I ordered the 0TB Thunderbay 8 (enclosure only), to replace a previous USB 3.1 based 5 bay enclosure from a different brand, after that previous enclosure started to have reliability issues. So far, the experience has been excellent.
For some background, I am using the Thunderbay 8 attached via Thunderbolt 3 to an Intel NUC10I5FNK, running Debian Linux 11.6, kernel 5.10.0-21-amd64. The drives are 6 Western Digital Red Pros/Ultrastar DC drives, formatted with BTRFS RAID 1. The system acts as an always-on server and NAS, constantly downloading and serving files from the drives.
Even though this isn't really an intended usecase for the Thunderbay 8, the experience has been flawless. The Thunderbay 8 has excellent built quality, with great airflow and thermals, quiet operation, and a very robust chipset and hardware implementation. There has been zero issues with running it indefinitely.
My first impressions were of the packaging and build quality. The Thunderbay is excellently packaged, and comes with all the cables required for easy setup. It also comes with a really nice dust cover/storage bag which makes removing it from the packaging easy.
The unit is solidly built and very clean looking, based around an extruded aluminium casing. Inserting the drive caddies feels really smooth and nice, with good positive feedback once the drives are connected. The built quality is very premium and is a massive step up from other similarly featured (but cheaper) enclosures, and you can really tell that everything has been considered and well thought out.
Operating the Thunderbay 8 is also excellent, as expected. The included fan is very quiet, barely audible over the noise of the spinning drives. If you were running with SSDs however, the fan is very easy to swap out, so a Noctua could be swapped in for an even quieter experience. It's just two screws to remove and the panel hinges back, allowing the fan to be swapped without disassembling anything further. This is a massive improvement over most cheaper enclosures, which require full disassembly to swap out a bad fan. Ask me how I know...
Most importantly of all, the Thunderbay 8 has a solid, trustworthy chipset, based on Thunderbolt 3. It exposes two JMicron JMB585 SATA controllers natively over PCI Express. These are common, well tested SATA controllers used in many other systems. They have rock solid Linux drivers and appear as native PCI Express attached devices. It's basically the same experience as having the drives attached directly to the motherboard, which is really important when you want rock solid reliability. Bulk read speeds are well over 1000MB/s.

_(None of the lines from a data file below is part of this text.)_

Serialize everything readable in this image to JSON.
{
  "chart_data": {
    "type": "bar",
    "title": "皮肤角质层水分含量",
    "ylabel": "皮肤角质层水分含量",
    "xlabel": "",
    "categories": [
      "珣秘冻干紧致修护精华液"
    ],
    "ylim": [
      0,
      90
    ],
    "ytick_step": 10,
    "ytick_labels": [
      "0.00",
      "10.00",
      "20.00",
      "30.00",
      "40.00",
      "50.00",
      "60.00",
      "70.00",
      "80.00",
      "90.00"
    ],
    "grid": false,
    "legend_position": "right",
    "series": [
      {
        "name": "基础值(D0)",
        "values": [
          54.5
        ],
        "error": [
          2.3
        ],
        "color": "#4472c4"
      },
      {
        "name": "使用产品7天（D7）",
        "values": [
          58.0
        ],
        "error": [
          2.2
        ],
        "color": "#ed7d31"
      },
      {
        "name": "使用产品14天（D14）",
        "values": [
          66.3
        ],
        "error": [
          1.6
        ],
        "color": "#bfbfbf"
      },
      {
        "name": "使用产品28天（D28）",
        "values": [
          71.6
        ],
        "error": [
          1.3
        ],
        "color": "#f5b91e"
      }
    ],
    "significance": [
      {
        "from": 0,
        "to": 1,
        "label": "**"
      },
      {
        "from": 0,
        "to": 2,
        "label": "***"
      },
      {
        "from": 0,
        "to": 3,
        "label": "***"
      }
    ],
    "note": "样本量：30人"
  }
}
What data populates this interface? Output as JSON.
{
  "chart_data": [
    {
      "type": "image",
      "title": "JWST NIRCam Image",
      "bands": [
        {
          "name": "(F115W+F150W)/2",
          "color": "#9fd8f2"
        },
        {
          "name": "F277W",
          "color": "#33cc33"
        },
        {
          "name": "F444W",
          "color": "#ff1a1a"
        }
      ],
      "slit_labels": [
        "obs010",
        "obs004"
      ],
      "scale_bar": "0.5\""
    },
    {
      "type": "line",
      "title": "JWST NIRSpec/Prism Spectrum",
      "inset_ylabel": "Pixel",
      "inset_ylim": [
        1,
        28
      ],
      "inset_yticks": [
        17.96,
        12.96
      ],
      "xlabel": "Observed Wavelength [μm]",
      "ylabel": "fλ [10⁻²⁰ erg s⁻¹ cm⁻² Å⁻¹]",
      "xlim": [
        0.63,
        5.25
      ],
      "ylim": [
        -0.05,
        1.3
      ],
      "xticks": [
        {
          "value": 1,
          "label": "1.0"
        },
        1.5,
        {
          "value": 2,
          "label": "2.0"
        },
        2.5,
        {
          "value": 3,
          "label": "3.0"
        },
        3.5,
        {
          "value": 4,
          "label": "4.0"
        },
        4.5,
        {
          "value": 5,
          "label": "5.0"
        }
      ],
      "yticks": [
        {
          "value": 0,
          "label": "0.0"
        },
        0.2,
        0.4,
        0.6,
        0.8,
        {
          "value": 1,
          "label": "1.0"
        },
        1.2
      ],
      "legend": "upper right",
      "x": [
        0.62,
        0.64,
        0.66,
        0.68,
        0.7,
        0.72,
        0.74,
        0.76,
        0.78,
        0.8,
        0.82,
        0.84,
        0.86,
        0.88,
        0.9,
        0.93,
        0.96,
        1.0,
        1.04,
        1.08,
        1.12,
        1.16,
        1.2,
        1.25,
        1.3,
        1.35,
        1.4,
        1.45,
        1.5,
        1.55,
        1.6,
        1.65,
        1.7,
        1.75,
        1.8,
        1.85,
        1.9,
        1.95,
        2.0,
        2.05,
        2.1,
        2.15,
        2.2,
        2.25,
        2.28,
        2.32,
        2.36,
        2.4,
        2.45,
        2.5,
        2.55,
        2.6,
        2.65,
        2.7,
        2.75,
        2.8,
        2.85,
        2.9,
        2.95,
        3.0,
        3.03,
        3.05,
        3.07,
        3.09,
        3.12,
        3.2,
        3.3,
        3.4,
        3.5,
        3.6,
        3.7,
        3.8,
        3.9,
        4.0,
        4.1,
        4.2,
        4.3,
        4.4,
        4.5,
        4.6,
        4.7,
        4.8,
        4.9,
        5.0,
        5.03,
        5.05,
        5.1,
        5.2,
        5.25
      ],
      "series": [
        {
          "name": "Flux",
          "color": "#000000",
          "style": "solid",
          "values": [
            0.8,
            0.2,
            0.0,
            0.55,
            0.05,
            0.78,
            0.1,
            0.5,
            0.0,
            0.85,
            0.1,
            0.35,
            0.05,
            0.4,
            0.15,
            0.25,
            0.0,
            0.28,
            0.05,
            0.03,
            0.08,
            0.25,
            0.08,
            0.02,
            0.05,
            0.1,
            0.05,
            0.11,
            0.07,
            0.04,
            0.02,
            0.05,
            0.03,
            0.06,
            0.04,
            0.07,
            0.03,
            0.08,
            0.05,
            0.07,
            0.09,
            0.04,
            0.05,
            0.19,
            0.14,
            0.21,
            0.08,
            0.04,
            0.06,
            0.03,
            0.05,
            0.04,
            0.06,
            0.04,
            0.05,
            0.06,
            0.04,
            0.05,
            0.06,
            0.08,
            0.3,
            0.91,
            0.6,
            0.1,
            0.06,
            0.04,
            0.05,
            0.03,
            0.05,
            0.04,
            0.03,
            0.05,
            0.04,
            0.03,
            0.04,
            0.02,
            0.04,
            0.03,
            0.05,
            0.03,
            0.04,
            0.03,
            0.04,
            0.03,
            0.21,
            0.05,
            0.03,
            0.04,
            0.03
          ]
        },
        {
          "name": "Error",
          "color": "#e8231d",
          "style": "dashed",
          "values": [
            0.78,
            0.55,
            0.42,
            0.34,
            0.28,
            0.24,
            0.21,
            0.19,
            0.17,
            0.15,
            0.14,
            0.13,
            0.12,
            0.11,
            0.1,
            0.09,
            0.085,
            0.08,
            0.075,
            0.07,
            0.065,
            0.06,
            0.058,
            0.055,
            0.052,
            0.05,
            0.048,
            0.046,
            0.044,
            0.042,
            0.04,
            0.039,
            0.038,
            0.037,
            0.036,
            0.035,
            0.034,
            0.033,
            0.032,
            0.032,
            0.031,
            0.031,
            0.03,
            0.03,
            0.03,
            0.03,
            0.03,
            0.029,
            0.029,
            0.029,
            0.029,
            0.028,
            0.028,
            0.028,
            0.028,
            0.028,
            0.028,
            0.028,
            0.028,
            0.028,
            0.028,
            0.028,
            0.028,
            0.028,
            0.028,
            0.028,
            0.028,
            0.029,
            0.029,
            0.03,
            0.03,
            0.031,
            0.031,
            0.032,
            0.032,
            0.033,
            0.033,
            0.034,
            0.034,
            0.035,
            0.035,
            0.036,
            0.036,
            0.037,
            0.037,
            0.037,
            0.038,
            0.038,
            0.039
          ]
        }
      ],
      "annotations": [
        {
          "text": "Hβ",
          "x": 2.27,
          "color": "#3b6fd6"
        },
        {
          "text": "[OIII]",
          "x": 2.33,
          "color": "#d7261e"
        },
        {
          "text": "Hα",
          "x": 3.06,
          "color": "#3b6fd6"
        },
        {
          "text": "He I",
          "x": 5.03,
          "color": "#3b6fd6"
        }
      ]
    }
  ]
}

This has proven to be a massive upgrade over my previous USB 3.1 based drive enclosure, which instead exposed the drives as UAS devices using a chain of internal USB 3.1 hubs to individual USB 3.1 to SATA controllers. These always had intermittent issues, such as drives disappearing, dropping commands, and random bugs in USB 3.1 Link Power Management. The PCIe controllers are infinitely better.
Overall, I very much recommend the Thunderbay 8. It's definitely expensive, but what you get is absolutely rock solid, with an actual warranty to back it up as well. When you consider the cost of the drives themselves, and the value of the data on them, I think that it's absolutely worth investing in an enclosure that has been well designed for professional use, and will continue to "just work" flawlessly. I would absolutely purchase it again.